Pesquisa do CNJ Sobre Cuidados no Judiciário
O Conselho Nacional de Justiça (CNJ) deu início a uma pesquisa com o intuito de fundamentar uma proposta de norma regulatória que vise à implementação da Política de Cuidados no Poder Judiciário. Reconhecendo a importância do trabalho de cuidado para a vida e, consequentemente, para o acesso a direitos, a iniciativa é liderada pelo Grupo de Trabalho de Cuidados (GT de Cuidados), formado através da Portaria n. 379/2025.

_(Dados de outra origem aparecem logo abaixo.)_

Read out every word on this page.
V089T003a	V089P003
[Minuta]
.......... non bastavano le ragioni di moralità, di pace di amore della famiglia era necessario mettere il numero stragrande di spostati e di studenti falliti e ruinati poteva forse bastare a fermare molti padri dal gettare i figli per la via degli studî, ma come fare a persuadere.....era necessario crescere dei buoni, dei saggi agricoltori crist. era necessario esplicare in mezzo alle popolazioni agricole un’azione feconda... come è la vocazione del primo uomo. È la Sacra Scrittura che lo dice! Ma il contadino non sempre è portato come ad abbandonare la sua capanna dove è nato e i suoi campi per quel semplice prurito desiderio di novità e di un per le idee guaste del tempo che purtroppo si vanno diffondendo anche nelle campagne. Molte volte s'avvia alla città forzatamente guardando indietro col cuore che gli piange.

A pesquisa foi enviada a todos os tribunais e seções judiciárias do Brasil e tem como objetivo mapear diferentes aspectos das estruturas de governança, programas existentes, normativas internas, além de planejamento, recursos disponíveis e os desafios enfrentados na implementação da agenda de cuidados. A participação ativa das instituições é vista como essencial para garantir que a política a ser desenvolvida reflita as diversas realidades enfrentadas pelo Judiciário brasileiro.
As seções judiciárias e tribunais têm até o dia 23 de março para submeter suas respostas, sendo que cada órgão deve encaminhar uma única resposta. As orientações sobre como preencher o formulário estão detalhadas nos ofícios que foram enviados por meio do Sistema Eletrônico de Informações (SEI). Esta pesquisa conta também com a colaboração técnica do Programa Justiça Plural, um esforço de cooperação internacional entre o CNJ e o Programa das Nações Unidas para o Desenvolvimento (Pnud).
Os dados obtidos com esta pesquisa, combinados com outras iniciativas do GT, servirão de base para a criação de uma política institucional que promova a corresponsabilização social, a equidade e o bem-estar no Judiciário. Nas próximas semanas, uma nova pesquisa será lançada para entender as necessidades e prioridades dos cuidados entre magistradas, magistrados e trabalhadores do Poder Judiciário, incluindo servidores e terceirizados.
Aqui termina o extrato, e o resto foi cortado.